Pro Bono Council at Campbell Law School
In Fall 2011, Campbell Law School founded the student-led Pro Bono Council (PBC). The PBC seeks “to engage and educate students on the nature and importance of serving the underserved” and “providing students with hands-on opportunities to develop legal skills.” PBC also instituted annual awards for the student, faculty member, and student organization to recognize outstanding contributions of pro bono service.
Although some law schools have adopted pro bono/public service requirements for graduation, Campbell Law School and PBC have adopted a voluntary referral program that provides and facilitates opportunities for students and student organizations to engage in pro bono activities. When asked about whether there should be an annual pro bono requirement for law students, Amanda Serina says, “Law students are a great resource to provide much needed legal services to the most vulnerable populations, and law students simultaneously can sharpen their legal knowledge and skills under the supervision of a licensed attorney; however, I am concerned about the impact that such a requirement would have on law students as well as on the law school itself.” In its first year, PBC has been tremendously successful in educating the student body about pro bono and helping to facilitate opportunities for students, which is more effective than establishing another checklist for law students to complete. Flexible programs allow students to follow their passions rather than fulfill a requirement.

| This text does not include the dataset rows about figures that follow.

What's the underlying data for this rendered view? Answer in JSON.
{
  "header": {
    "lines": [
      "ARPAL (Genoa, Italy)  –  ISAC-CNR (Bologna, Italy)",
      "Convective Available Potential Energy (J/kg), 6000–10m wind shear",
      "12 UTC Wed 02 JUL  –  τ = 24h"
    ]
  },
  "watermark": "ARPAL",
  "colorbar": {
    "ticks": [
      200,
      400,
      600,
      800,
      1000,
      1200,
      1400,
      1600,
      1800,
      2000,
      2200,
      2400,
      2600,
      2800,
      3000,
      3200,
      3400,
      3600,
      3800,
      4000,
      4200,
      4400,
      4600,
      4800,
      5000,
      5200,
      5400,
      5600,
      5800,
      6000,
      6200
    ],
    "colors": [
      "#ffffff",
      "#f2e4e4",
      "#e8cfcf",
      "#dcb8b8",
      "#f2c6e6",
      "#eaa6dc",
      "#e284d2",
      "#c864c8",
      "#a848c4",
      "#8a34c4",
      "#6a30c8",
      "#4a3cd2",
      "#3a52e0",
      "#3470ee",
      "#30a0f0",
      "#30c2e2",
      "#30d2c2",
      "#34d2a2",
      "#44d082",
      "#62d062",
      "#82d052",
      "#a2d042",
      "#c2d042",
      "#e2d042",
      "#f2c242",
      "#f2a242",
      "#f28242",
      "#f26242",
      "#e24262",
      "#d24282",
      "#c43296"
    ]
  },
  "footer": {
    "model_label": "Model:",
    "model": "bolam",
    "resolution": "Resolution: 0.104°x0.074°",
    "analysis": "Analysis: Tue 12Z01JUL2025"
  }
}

While New York has challenged the status quo by becoming the first state in the nation to require pro bono service for admission to the bar, the prerequisite in the long-term is not a silver bullet and may not produce the civic-minded culture among lawyers that it aspires to cultivate. Indeed, society has a profound interest in ensuring greater access to legal services for persons with limited means, and lawyers have an ethical obligation to provide pro bono services. However, the imposition of a rigid, mandatory requirement of pro bono service will not solve the challenge of providing adequate and fair access to legal services. And, the mandatory requirement will not only present logistical problems for the state bar in terms of record-keeping and enforcement but also potentially for the individual lawyer. In contrast, Rule 6.1 provides the necessary flexibility and aspirational goals for lawyers to benefit society and meet their ethical responsibility. By pursuing their passion in law as opposed to fulfilling a mere requirement, lawyers will be good stewards of the legal profession, provide much needed legal services, and ultimately restore the integrity of the legal profession as a service-oriented profession.